I am bisecting to isolate. Same issue on all stables 5.4, 4.19 and
so on. If it is BIOS problem I would expect to see it on 5.10-rc7
and wouldn't have expected to start seeing it 5.9.9.

Can you provide some more details, e.g. dmesg please?


__common_interrupt: 1.55 No irq handler for vector
__common_interrupt: 2.55 No irq handler for vector
__common_interrupt: 3.55 No irq handler for vector
__common_interrupt: 4.55 No irq handler for vector
__common_interrupt: 5.55 No irq handler for vector
__common_interrupt: 6.55 No irq handler for vector
__common_interrupt: 7.55 No irq handler for vector
__common_interrupt: 8.55 No irq handler for vector
__common_interrupt: 9.55 No irq handler for vector
__common_interrupt: 10.55 No irq handler for vector

This _IS_ the AGESA BIOS bug.

No. It's perfectly correct in the MSI code. See further down.

if (IS_ERR_OR_NULL(this_cpu_read(vector_irq[cfg->vector])))
this_cpu_write(vector_irq[cfg->vector], VECTOR_RETRIGGERED);


I am asking about inconsistent comments and the actual message as the
comment implies if vector is VECTOR_UNUSED state, this message won't
be triggered in common_interrupt. Based on that my read is the comment
might be wrong if the code is correct as you are saying.

The comment says:

>> * anyway. If the vector is unused, then it is marked so it won't
>> * trigger the 'No irq handler for vector' warning in
>> * common_interrupt().

If the vector is unused, then it is _marked_ so ....

See the messages above.

This code has absolutely nothing to do with these messages and this code
marks the vector RETRIGGERED so the warning cannot happen if the MSI
migration causes this spurious vector to be emitted. That marking is
there _because_ the migration triggered the warning occasionally which
is unavoidable due the silliness of hardware.

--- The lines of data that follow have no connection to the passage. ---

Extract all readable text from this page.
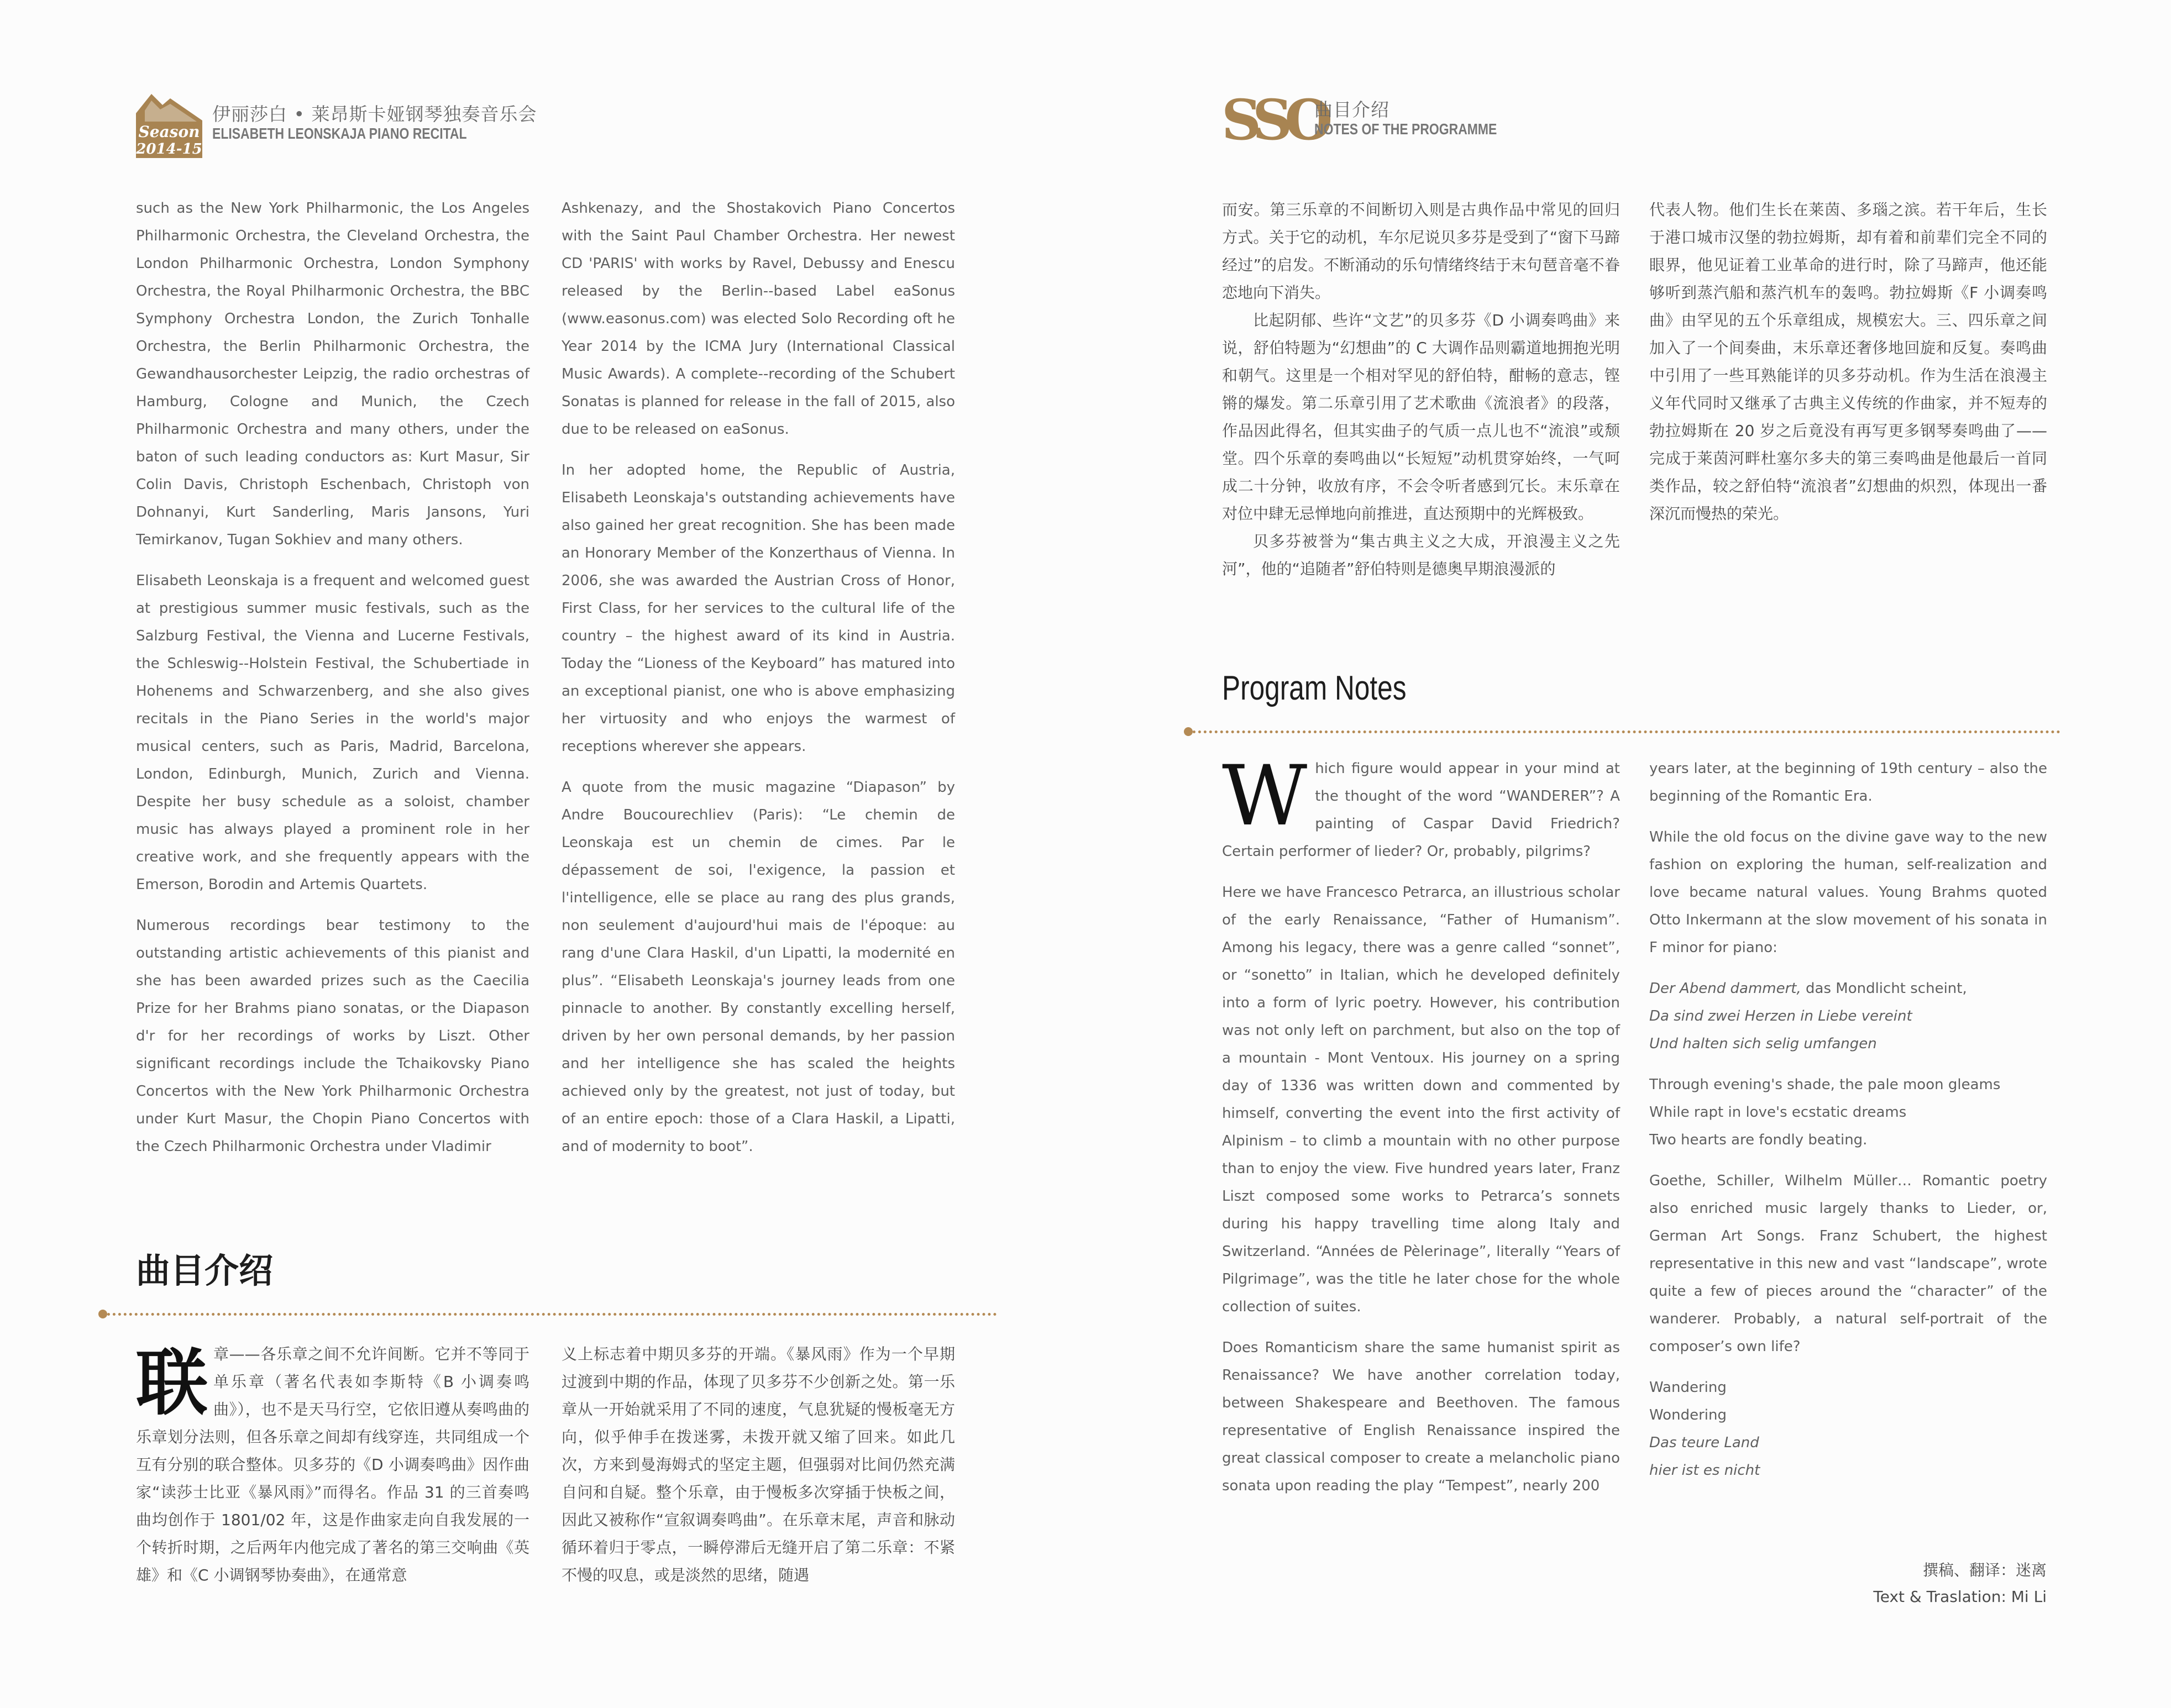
Season
2014-15
伊丽莎白 • 莱昂斯卡娅钢琴独奏音乐会
ELISABETH LEONSKAJA PIANO RECITAL

such as the New York Philharmonic, the Los Angeles Philharmonic Orchestra, the Cleveland Orchestra, the London Philharmonic Orchestra, London Symphony Orchestra, the Royal Philharmonic Orchestra, the BBC Symphony Orchestra London, the Zurich Tonhalle Orchestra, the Berlin Philharmonic Orchestra, the Gewandhausorchester Leipzig, the radio orchestras of Hamburg, Cologne and Munich, the Czech Philharmonic Orchestra and many others, under the baton of such leading conductors as: Kurt Masur, Sir Colin Davis, Christoph Eschenbach, Christoph von Dohnanyi, Kurt Sanderling, Maris Jansons, Yuri Temirkanov, Tugan Sokhiev and many others.

Elisabeth Leonskaja is a frequent and welcomed guest at prestigious summer music festivals, such as the Salzburg Festival, the Vienna and Lucerne Festivals, the Schleswig--Holstein Festival, the Schubertiade in Hohenems and Schwarzenberg, and she also gives recitals in the Piano Series in the world's major musical centers, such as Paris, Madrid, Barcelona, London, Edinburgh, Munich, Zurich and Vienna. Despite her busy schedule as a soloist, chamber music has always played a prominent role in her creative work, and she frequently appears with the Emerson, Borodin and Artemis Quartets.

Numerous recordings bear testimony to the outstanding artistic achievements of this pianist and she has been awarded prizes such as the Caecilia Prize for her Brahms piano sonatas, or the Diapason d'r for her recordings of works by Liszt. Other significant recordings include the Tchaikovsky Piano Concertos with the New York Philharmonic Orchestra under Kurt Masur, the Chopin Piano Concertos with the Czech Philharmonic Orchestra under Vladimir

Ashkenazy, and the Shostakovich Piano Concertos with the Saint Paul Chamber Orchestra. Her newest CD 'PARIS' with works by Ravel, Debussy and Enescu released by the Berlin--based Label eaSonus (www.easonus.com) was elected Solo Recording oft he Year 2014 by the ICMA Jury (International Classical Music Awards). A complete--recording of the Schubert Sonatas is planned for release in the fall of 2015, also due to be released on eaSonus.

In her adopted home, the Republic of Austria, Elisabeth Leonskaja's outstanding achievements have also gained her great recognition. She has been made an Honorary Member of the Konzerthaus of Vienna. In 2006, she was awarded the Austrian Cross of Honor, First Class, for her services to the cultural life of the country – the highest award of its kind in Austria. Today the “Lioness of the Keyboard” has matured into an exceptional pianist, one who is above emphasizing her virtuosity and who enjoys the warmest of receptions wherever she appears.

A quote from the music magazine “Diapason” by Andre Boucourechliev (Paris): “Le chemin de Leonskaja est un chemin de cimes. Par le dépassement de soi, l'exigence, la passion et l'intelligence, elle se place au rang des plus grands, non seulement d'aujourd'hui mais de l'époque: au rang d'une Clara Haskil, d'un Lipatti, la modernité en plus”. “Elisabeth Leonskaja's journey leads from one pinnacle to another. By constantly excelling herself, driven by her own personal demands, by her passion and her intelligence she has scaled the heights achieved only by the greatest, not just of today, but of an entire epoch: those of a Clara Haskil, a Lipatti, and of modernity to boot”.

曲目介绍

联章——各乐章之间不允许间断。它并不等同于单乐章（著名代表如李斯特《B 小调奏鸣曲》），也不是天马行空，它依旧遵从奏鸣曲的乐章划分法则，但各乐章之间却有线穿连，共同组成一个互有分别的联合整体。贝多芬的《D 小调奏鸣曲》因作曲家“读莎士比亚《暴风雨》”而得名。作品 31 的三首奏鸣曲均创作于 1801/02 年，这是作曲家走向自我发展的一个转折时期，之后两年内他完成了著名的第三交响曲《英雄》和《C 小调钢琴协奏曲》，在通常意

义上标志着中期贝多芬的开端。《暴风雨》作为一个早期过渡到中期的作品，体现了贝多芬不少创新之处。第一乐章从一开始就采用了不同的速度，气息犹疑的慢板毫无方向，似乎伸手在拨迷雾，未拨开就又缩了回来。如此几次，方来到曼海姆式的坚定主题，但强弱对比间仍然充满自问和自疑。整个乐章，由于慢板多次穿插于快板之间，因此又被称作“宣叙调奏鸣曲”。在乐章末尾，声音和脉动循环着归于零点，一瞬停滞后无缝开启了第二乐章：不紧不慢的叹息，或是淡然的思绪，随遇

SSO
曲目介绍
NOTES OF THE PROGRAMME

而安。第三乐章的不间断切入则是古典作品中常见的回归方式。关于它的动机，车尔尼说贝多芬是受到了“窗下马蹄经过”的启发。不断涌动的乐句情绪终结于末句琶音毫不眷恋地向下消失。

比起阴郁、些许“文艺”的贝多芬《D 小调奏鸣曲》来说，舒伯特题为“幻想曲”的 C 大调作品则霸道地拥抱光明和朝气。这里是一个相对罕见的舒伯特，酣畅的意志，铿锵的爆发。第二乐章引用了艺术歌曲《流浪者》的段落，作品因此得名，但其实曲子的气质一点儿也不“流浪”或颓堂。四个乐章的奏鸣曲以“长短短”动机贯穿始终，一气呵成二十分钟，收放有序，不会令听者感到冗长。末乐章在对位中肆无忌惮地向前推进，直达预期中的光辉极致。

贝多芬被誉为“集古典主义之大成，开浪漫主义之先河”，他的“追随者”舒伯特则是德奥早期浪漫派的

代表人物。他们生长在莱茵、多瑙之滨。若干年后，生长于港口城市汉堡的勃拉姆斯，却有着和前辈们完全不同的眼界，他见证着工业革命的进行时，除了马蹄声，他还能够听到蒸汽船和蒸汽机车的轰鸣。勃拉姆斯《F 小调奏鸣曲》由罕见的五个乐章组成，规模宏大。三、四乐章之间加入了一个间奏曲，末乐章还奢侈地回旋和反复。奏鸣曲中引用了一些耳熟能详的贝多芬动机。作为生活在浪漫主义年代同时又继承了古典主义传统的作曲家，并不短寿的勃拉姆斯在 20 岁之后竟没有再写更多钢琴奏鸣曲了——完成于莱茵河畔杜塞尔多夫的第三奏鸣曲是他最后一首同类作品，较之舒伯特“流浪者”幻想曲的炽烈，体现出一番深沉而慢热的荣光。

Program Notes

Which figure would appear in your mind at the thought of the word “WANDERER”? A painting of Caspar David Friedrich? Certain performer of lieder? Or, probably, pilgrims?

Here we have Francesco Petrarca, an illustrious scholar of the early Renaissance, “Father of Humanism”. Among his legacy, there was a genre called “sonnet”, or “sonetto” in Italian, which he developed definitely into a form of lyric poetry. However, his contribution was not only left on parchment, but also on the top of a mountain - Mont Ventoux. His journey on a spring day of 1336 was written down and commented by himself, converting the event into the first activity of Alpinism – to climb a mountain with no other purpose than to enjoy the view. Five hundred years later, Franz Liszt composed some works to Petrarca’s sonnets during his happy travelling time along Italy and Switzerland. “Années de Pèlerinage”, literally “Years of Pilgrimage”, was the title he later chose for the whole collection of suites.

Does Romanticism share the same humanist spirit as Renaissance? We have another correlation today, between Shakespeare and Beethoven. The famous representative of English Renaissance inspired the great classical composer to create a melancholic piano sonata upon reading the play “Tempest”, nearly 200

years later, at the beginning of 19th century – also the beginning of the Romantic Era.

While the old focus on the divine gave way to the new fashion on exploring the human, self-realization and love became natural values. Young Brahms quoted Otto Inkermann at the slow movement of his sonata in F minor for piano:

Der Abend dammert, das Mondlicht scheint,
Da sind zwei Herzen in Liebe vereint
Und halten sich selig umfangen

Through evening's shade, the pale moon gleams
While rapt in love's ecstatic dreams
Two hearts are fondly beating.

Goethe, Schiller, Wilhelm Müller… Romantic poetry also enriched music largely thanks to Lieder, or, German Art Songs. Franz Schubert, the highest representative in this new and vast “landscape”, wrote quite a few of pieces around the “character” of the wanderer. Probably, a natural self-portrait of the composer’s own life?

Wandering
Wondering
Das teure Land
hier ist es nicht

撰稿、翻译：迷离
Text & Traslation: Mi Li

The problem is that the buggy BIOS causes vector 55 which is the legacy
X86 interrupt 7 to be sent to the secondary CPUs 1-10 when they come up
the first time during boot. This has been reported to death already and
AMD confirmed that it is an AGESA BIOS bug and that it is fixed with
AGESA BIOS version 1.1.8.0.

The reason why it shows up now might be timing related, nothing else.


Thank you for confirming. I will save myself the bisect time and look
for BIOS update.

thanks,
-- Shuah